Varieties of English
In the past there was only one type of English: British (see here for a discussion of retronyms). Now, of course, there’s a smorgasbord of ‘Englishes’: American, Australian, Indian, ELF (English as a Lingua Franca), even Globish, which sounds like something out of ‘Lord of the Rings’, but is actually a simplified version of English which is popular in Japan.
This variety didn’t always exist. The world used to be divided into non-native speaker segments that chose to learn a particular type of English. Because of business, tourism, and educational opportunities, Brazilians typically wanted American English. For similar reasons, European countries would generally prefer British English, while many African countries learned British English for historical reasons, i.e. the legacies of colonization.
But are the distinctions so relevant these days? The truth is: different varieties of English rarely cause much confusion. The vast majority of words in, say, U.S. and British English have the same meaning and usage, and if the pronunciation of these words differs, the differences are usually minor. In any case, context, along with body language and paralinguistic features of speech – pitch, volume, intonation – usually help us to decode the message even when it contains unknown vocabulary.
In addition, varieties of English are becoming more intelligible because of increased exposure. Hollywood films are everywhere, but so are British actors and British TV series. ‘Sherlock’ is enormously popular in the States – a quintessentially British offering down to the hero’s brogue-clad toes.
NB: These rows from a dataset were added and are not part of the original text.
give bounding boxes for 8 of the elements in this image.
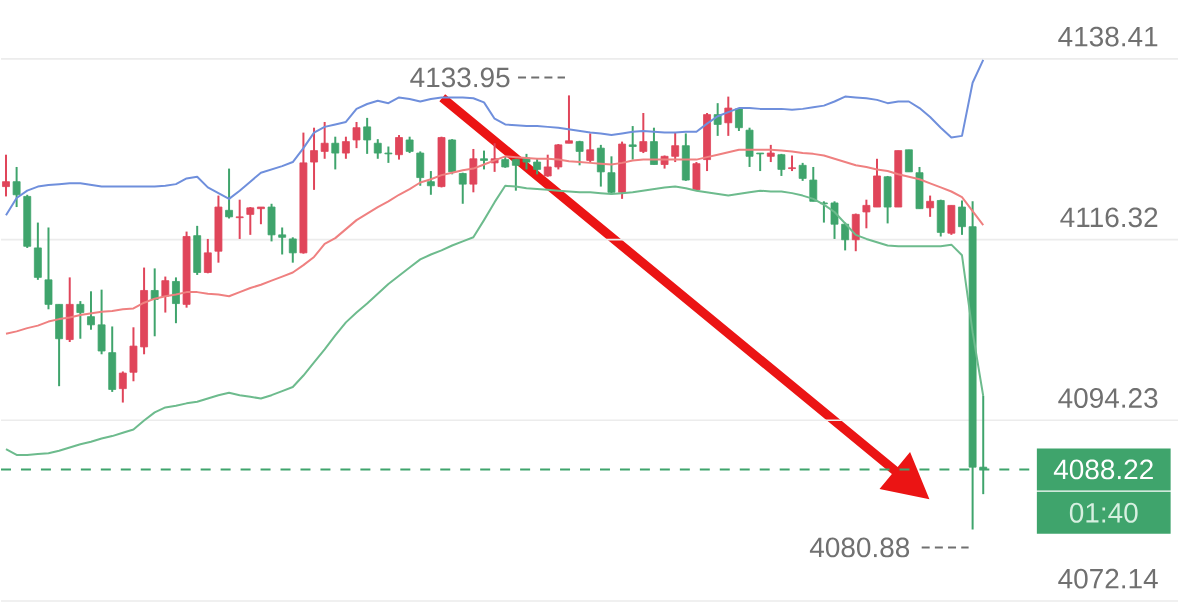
text: 01:40: [1069, 502, 1138, 523]
y-tick-label: 4072.14: [1058, 568, 1158, 589]
y-tick-label: 4138.41: [1058, 26, 1158, 47]
annotation: 4133.95: [410, 67, 510, 88]
ref-line-label: 4088.22: [1053, 459, 1153, 480]
y-tick-label: 4094.23: [1058, 388, 1158, 408]
y-tick-label: 4116.32: [1060, 207, 1158, 228]
annotation: 4080.88: [809, 537, 910, 558]
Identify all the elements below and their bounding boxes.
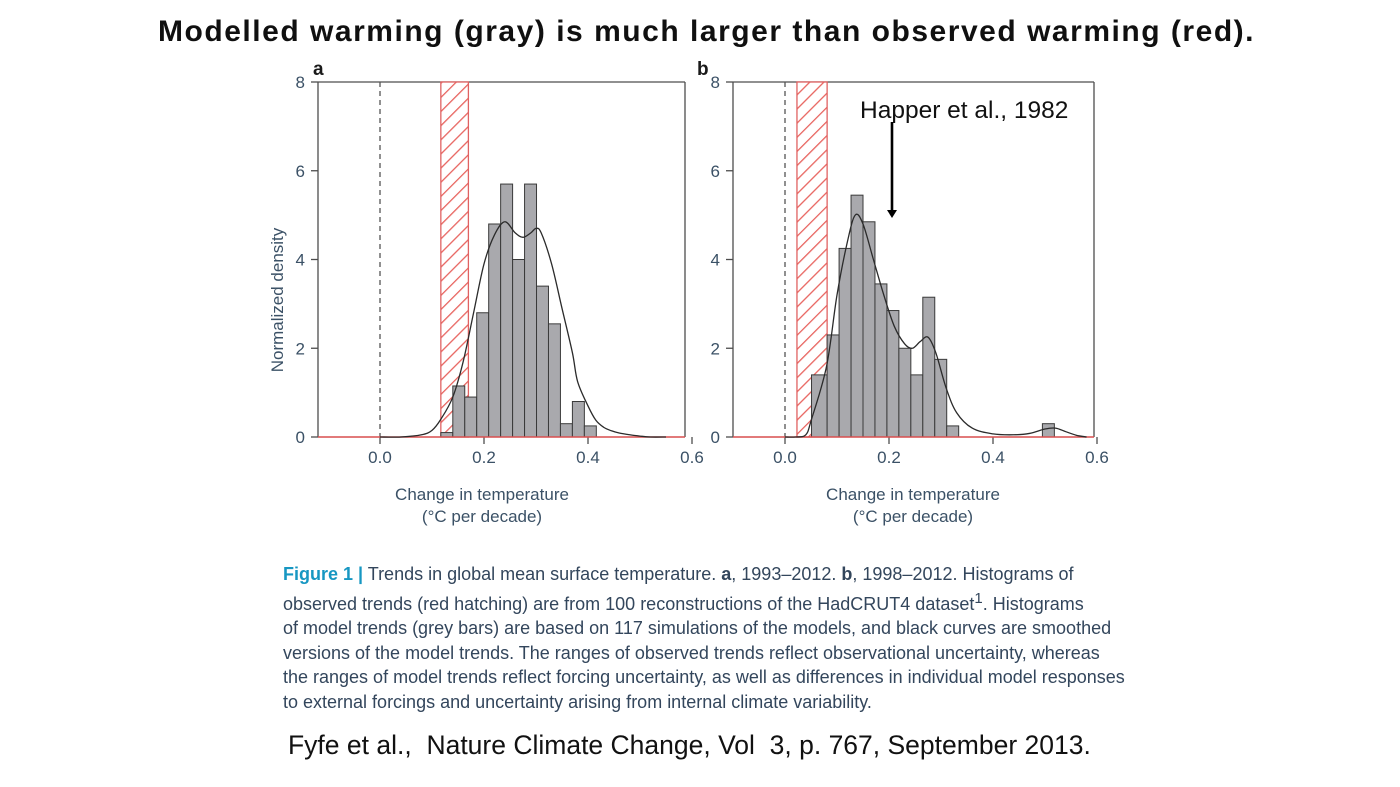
svg-text:b: b — [697, 59, 709, 80]
svg-text:(°C per decade): (°C per decade) — [853, 507, 973, 526]
svg-text:4: 4 — [296, 251, 305, 270]
svg-text:0: 0 — [711, 428, 720, 447]
svg-text:Normalized density: Normalized density — [268, 227, 287, 372]
svg-text:2: 2 — [711, 339, 720, 358]
svg-text:0.0: 0.0 — [368, 448, 392, 467]
svg-text:0: 0 — [296, 428, 305, 447]
svg-text:0.2: 0.2 — [472, 448, 496, 467]
svg-text:Change in temperature: Change in temperature — [826, 485, 1000, 504]
svg-text:0.6: 0.6 — [1085, 448, 1109, 467]
svg-text:4: 4 — [711, 251, 720, 270]
svg-text:0.0: 0.0 — [773, 448, 797, 467]
svg-text:0.2: 0.2 — [877, 448, 901, 467]
svg-text:6: 6 — [711, 162, 720, 181]
svg-text:0.4: 0.4 — [981, 448, 1005, 467]
svg-text:8: 8 — [296, 73, 305, 92]
svg-text:a: a — [313, 59, 324, 80]
svg-text:6: 6 — [296, 162, 305, 181]
svg-text:(°C per decade): (°C per decade) — [422, 507, 542, 526]
svg-text:2: 2 — [296, 339, 305, 358]
svg-text:8: 8 — [711, 73, 720, 92]
svg-text:0.6: 0.6 — [680, 448, 704, 467]
svg-text:Happer et al., 1982: Happer et al., 1982 — [860, 97, 1068, 124]
svg-text:Change in temperature: Change in temperature — [395, 485, 569, 504]
svg-text:0.4: 0.4 — [576, 448, 600, 467]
Another issue pertinent to cross-linguistic and cross-cultural communication is the concept of multicompetence. Multicompetence stresses the idea that speakers operating in foreign languages often use more than one language while conversing. They find a way to communicate by code-switching (jumping between languages, often in mid-sentence) and using cognates (e.g., the Japanese and Korean words for newspaper are shinbun and sinmun; the German wasser means water). Argentinians visiting Brazil and Brazilians visiting Argentina communicate in ‘portunhol’, an improvised blend of Portuguese and Spanish. Danes in Norway and Norwegians in Denmark, in order to be understood, use their native vocabulary while mimicking their hosts’ accent.
For those who possess this multicompetence, features that used to be seen as errors – for example, strange-sounding vocabulary choices and idioms that deviate from the native-speaker norm – may now be seen as elements of communicative competence. If you’re creative enough and aware enough to know that a combination of gestures, target language vocabulary, guesswork, and mother tongue words will get the message across, you’re multicompetent.
Não pisa na bola!
As for Brazil’s linguistic readiness for the World Cup, a few mistranslated signs have hit the Twitterverse: at a football stadium in Salvador the exit gates were marked Entrace. This is a rare example of a mistranslation and a misspelling in the same word! And translations of Brazilian menus are as haphazard as ever (anyone fancy the ‘Meat in Barbie Kill Sauce’?). But Brazil will make the tournament a success. There is a Portuguese idiom that describes a slip-up: pisar na bola (literally, step on the ball). Brazil won’t do this. Leaving aside national stereotypes such as Brazilian joie de vivre, the country is too heavily invested in soccer and in the nation’s burgeoning position in global affairs to fail. It promises to be a great tournament and an epic mix of international language and culture.